Obsession Untamed (Feral Warriors #2)(47)



End over end, his mind tumbled into the chaos, hurtling him headlong toward that black abyss.

Chapter Seventeen

Delaney stared in horror as the frightening vision in her mind gave way to a far more terrifying one in front of her. As Tighe released her, claws sprouted from his fingertips. Fangs sprang from his gums.

She stumbled back, slamming into the wall, her pulse pounding in her throat.

“Tighe?”

As she stared at him, colored lights erupted beneath his skin. And suddenly he was gone.

A tiger…a tiger…

This. Is. Not. Happening.

She was not staring at a huge tiger. The very beast who’d leaped at her in her head!

Her blood went cold. Her head began to spin. Not real. Not happening.

She was crazy. Crazy.

The tiger turned to her, staring at her with the same hunger she’d seen in her mind. He started toward her. Panic ignited.

With a strangled scream, she whirled and lunged for the door before he attacked her. Before he tried to rip her limb from limb.

As she reached for the door, she looked back only to see the tiger disappear in the same wash of sparkling lights, returning to the creature that was neither man nor beast, but something horribly in between.

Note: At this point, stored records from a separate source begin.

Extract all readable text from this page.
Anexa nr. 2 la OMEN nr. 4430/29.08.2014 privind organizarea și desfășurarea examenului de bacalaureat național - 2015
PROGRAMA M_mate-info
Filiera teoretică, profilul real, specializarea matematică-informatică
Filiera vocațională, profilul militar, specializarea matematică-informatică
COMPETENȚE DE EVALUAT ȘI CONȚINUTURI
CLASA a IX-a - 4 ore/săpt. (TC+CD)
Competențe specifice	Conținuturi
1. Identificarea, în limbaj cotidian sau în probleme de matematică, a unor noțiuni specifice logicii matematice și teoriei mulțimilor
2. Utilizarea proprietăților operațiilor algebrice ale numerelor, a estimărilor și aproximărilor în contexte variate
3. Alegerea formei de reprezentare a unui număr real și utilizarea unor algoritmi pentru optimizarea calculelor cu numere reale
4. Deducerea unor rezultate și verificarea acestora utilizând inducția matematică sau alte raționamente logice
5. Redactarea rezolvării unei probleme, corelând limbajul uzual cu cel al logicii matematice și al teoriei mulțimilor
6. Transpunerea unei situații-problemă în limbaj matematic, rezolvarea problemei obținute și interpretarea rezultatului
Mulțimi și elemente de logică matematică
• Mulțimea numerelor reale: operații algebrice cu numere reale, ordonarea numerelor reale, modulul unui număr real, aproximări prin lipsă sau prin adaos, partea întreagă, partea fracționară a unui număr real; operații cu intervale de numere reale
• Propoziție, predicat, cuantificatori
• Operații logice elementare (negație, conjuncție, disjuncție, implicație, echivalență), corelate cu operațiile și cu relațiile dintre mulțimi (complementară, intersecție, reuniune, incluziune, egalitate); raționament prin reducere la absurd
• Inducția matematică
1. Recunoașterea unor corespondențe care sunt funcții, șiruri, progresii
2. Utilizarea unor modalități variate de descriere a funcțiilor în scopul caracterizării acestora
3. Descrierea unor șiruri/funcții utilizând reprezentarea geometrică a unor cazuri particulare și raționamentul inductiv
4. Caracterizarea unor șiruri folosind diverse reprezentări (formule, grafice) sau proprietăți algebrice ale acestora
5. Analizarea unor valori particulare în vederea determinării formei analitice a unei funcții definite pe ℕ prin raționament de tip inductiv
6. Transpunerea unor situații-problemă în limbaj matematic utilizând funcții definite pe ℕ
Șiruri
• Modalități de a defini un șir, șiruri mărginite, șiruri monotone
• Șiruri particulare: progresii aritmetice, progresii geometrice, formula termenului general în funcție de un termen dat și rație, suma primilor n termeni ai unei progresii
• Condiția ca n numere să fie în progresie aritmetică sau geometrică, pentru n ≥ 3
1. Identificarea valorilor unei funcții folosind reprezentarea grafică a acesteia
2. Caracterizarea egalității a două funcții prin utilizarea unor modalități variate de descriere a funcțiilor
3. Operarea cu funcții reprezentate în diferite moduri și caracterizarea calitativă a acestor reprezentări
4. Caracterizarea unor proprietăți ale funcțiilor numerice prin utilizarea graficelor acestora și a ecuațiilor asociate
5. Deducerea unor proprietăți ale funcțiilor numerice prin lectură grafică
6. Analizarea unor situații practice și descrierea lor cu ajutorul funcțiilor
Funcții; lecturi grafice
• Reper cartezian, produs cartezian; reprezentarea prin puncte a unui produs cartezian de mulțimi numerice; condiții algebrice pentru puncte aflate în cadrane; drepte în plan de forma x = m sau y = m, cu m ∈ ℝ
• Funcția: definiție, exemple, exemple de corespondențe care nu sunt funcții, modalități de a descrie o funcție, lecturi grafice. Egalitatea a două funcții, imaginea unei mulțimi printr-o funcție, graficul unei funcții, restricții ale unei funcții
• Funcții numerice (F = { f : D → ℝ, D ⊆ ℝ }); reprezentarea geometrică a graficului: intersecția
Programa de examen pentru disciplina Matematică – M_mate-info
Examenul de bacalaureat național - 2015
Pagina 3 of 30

With a strangled cry, she grabbed the door, frantic to escape. Too late. Sharp knives plunged into her shoulders. She screamed from the pain, from the terror of knowing she was about to become tiger food.

The creature pulled the knives from her and whipped her around. Blood dripped from his claws. Her blood. He squeezed her shoulders, sinking those claws into her a second time.

Her mind went white with pain as she flung her head back. Unable to move. Unable to breathe. Blood ran down her chest and back and trickled down her arms.

“Don’t fear me!” he growled between those terrifying teeth.

Tighe’s voice. “Tighe.” The word came out on a hiss of pain as her vision started to darken around the edges.

Behind her, the door burst open, knocking her into the creature. Tighe. Not Tighe.

His grip on her tightened. She screamed.

Two large men hurtled into the room and pulled Tighe off her in a haze of blood and agony, attacking him. Tackling him to the ground, ripping at him with fangs and claws.

Not real. Not real.

One hard swipe ripped Tighe’s face wide open. The flesh hung in bloody strips from the bones.

They were going to kill him.

She tried to lunge forward but was held back by a strong arm around her waist. “Let’s get you out of here.” That voice. The same one who’d rescued her from Tighe’s violence. The one who’d knocked her out beside the Tidal Basin.

“They’re going to kill him.” She struggled against the heavy weakness and terrible pain, struggled to free herself. “I can’t let them kill him!”

“He’ll be fine, Delaney. You’re the only one in danger here.”

He half pushed her, half carried her out of the room, then swept her up as her legs gave way. The pain was too much. Tears slid down her cheeks.

The man lowered her onto a sofa. She collapsed against the soft back, then cried out at the pressure against her wounds.

The man took her hand and she gripped his hard, gasping to breathe against the pain.

“I’m sorry you had to get mixed up in this.”

His long face swam in the narrowing circle of her vision. Her head was too heavy to hold up, and she had to let it fall back against the sofa, but she struggled to meet the man’s dark gaze.

“Help him. Please.”

Dimly, voices penetrated the haze of violence.

“She’s alive, but she won’t stay that way for long unless we get her to a healer. She’s bleeding like a sieve.”

“Let her die. She’s seen too much.”

No! The denial rang through Tighe’s head, but no human sound came from his mouth. Nothing but snarls and growls as he thrashed against the restraints, pinned beneath the weight of three men.

Hawke’s face appeared in front of him. “Fight your way back, buddy. Delaney’s going to die if you don’t.”

“Sounds to me like she’s going to die either way,” a third voice drawled.

Hawke scowled. “Shut up, Jag.”

The faces bled together, merging with the colors that passed for his sight. Reds and yellows and oranges. Violence. Fury.

He growled, struggling to free himself. To attack.

“Can you hear me, Tighe? Fight your way out of there, buddy. You hurt Delaney. She’s bleeding badly. She needs you.”

“Why the f**k do you think he cares?” Jag drawled.

“He doesn’t care,” Kougar replied. “He’s using her to reach the visions.”

“He cares,” Hawke said. “Don’t you, buddy?” Hawke’s face swam back into focus. “Do you know, she fought me when I tried to get her out of here? She was struggling to get to you. To save you. From us.”

The words penetrated the feral rage to reach his mind. She was trying to save him. Save him.

“Brown eyes.” The words were more growl than actual words, but he formed them.

“That’s it, Tighe. Come back to us. Fight your way back, buddy.”

She needs me. Brown eyes needs me.

He fought the chaos, struggling against its hard grip until he was sweating and panting from exertion. Finally, finally, with a groan of exhausted triumph, he pulled out of its grasp and away from the fury, snapping back into his skin.